This blog post will cover installation of the geothermal heating and cooling system we installed in the EverLife Design home.
Geothermal heating and cooling is a method that has been around for several decades, but has only recently gained popularity for its energy efficiency properties and reduced use of natural resources. In extremely abbreviated terms, geothermal units recruit the earth’s base temperature of about 55 degrees through continuous closed-circuit piping, called “loops,” that are filled with a solution of water and antifreeze. The solution is then pumped into a heat pump that recruits the BTUs from that consistent 55-degree temperature. The heat pump then either “flash heats” and distributes the heated air through the ductwork in the house for heating purposes, or distributes the 55-degree air for cooling.
The loops may be installed vertically or horizontally, depending on the site conditions. Our loops are installed vertically, so a drilling rig, the same as used for drilling wells, is used for the four wells needed for our home. The depth of the wells for our loops is 210 feet.
Here, the loops are being installed into the wells that were drilled. The loops are wrapped around a 20-foot long rebar that is 1½ inches in diameter to act as a weight to guide the loops straight down the well.

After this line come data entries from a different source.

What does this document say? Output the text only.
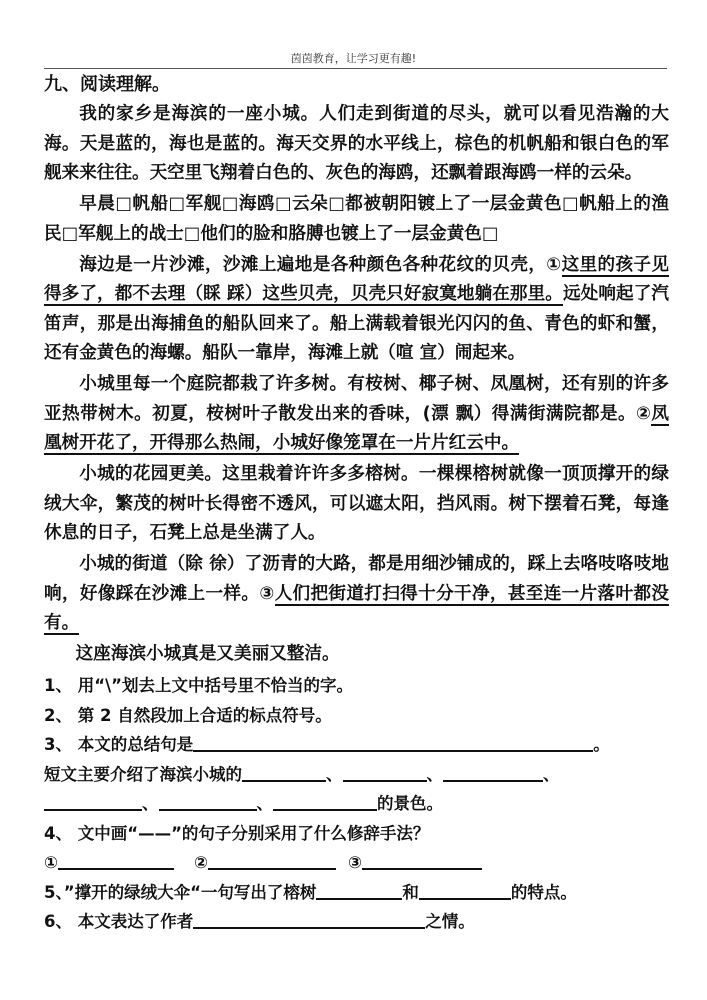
茵茵教育，让学习更有趣!

九、阅读理解。

我的家乡是海滨的一座小城。人们走到街道的尽头，就可以看见浩瀚的大海。天是蓝的，海也是蓝的。海天交界的水平线上，棕色的机帆船和银白色的军舰来来往往。天空里飞翔着白色的、灰色的海鸥，还飘着跟海鸥一样的云朵。

早晨□帆船□军舰□海鸥□云朵□都被朝阳镀上了一层金黄色□帆船上的渔民□军舰上的战士□他们的脸和胳膊也镀上了一层金黄色□

海边是一片沙滩，沙滩上遍地是各种颜色各种花纹的贝壳，①这里的孩子见得多了，都不去理（睬 踩）这些贝壳，贝壳只好寂寞地躺在那里。远处响起了汽笛声，那是出海捕鱼的船队回来了。船上满载着银光闪闪的鱼、青色的虾和蟹，还有金黄色的海螺。船队一靠岸，海滩上就（喧 宣）闹起来。

小城里每一个庭院都栽了许多树。有桉树、椰子树、凤凰树，还有别的许多亚热带树木。初夏，桉树叶子散发出来的香味，(漂 飘）得满街满院都是。②凤凰树开花了，开得那么热闹，小城好像笼罩在一片片红云中。

小城的花园更美。这里栽着许许多多榕树。一棵棵榕树就像一顶顶撑开的绿绒大伞，繁茂的树叶长得密不透风，可以遮太阳，挡风雨。树下摆着石凳，每逢休息的日子，石凳上总是坐满了人。

小城的街道（除 徐）了沥青的大路，都是用细沙铺成的，踩上去咯吱咯吱地响，好像踩在沙滩上一样。③人们把街道打扫得十分干净，甚至连一片落叶都没有。

这座海滨小城真是又美丽又整洁。

1、 用“\”划去上文中括号里不恰当的字。

2、 第 2 自然段加上合适的标点符号。

3、 本文的总结句是	。

短文主要介绍了海滨小城的	、	、	、

、	、	的景色。

4、 文中画“——”的句子分别采用了什么修辞手法？

①	②	③

5、”撑开的绿绒大伞“一句写出了榕树	和	的特点。

6、 本文表达了作者	之情。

After the loops are in place, the extra piping is left above ground for the HVAC contractor.
The HVAC contractor excavates 5 feet in a central location to the loops, where the loops are connected to a header that feeds the loops into the home. All the lines are tied to the main header.
The completed header with all loops attached.
The lines that have been attached to the header are now ready to be trenched from the header to the home.
The loops are tied into the home.
This is the heat pump. Note the loops to the left that enter a white box that acts as a pump that moves the solution through the system. There is no outside A/C condenser unit for the geothermal system.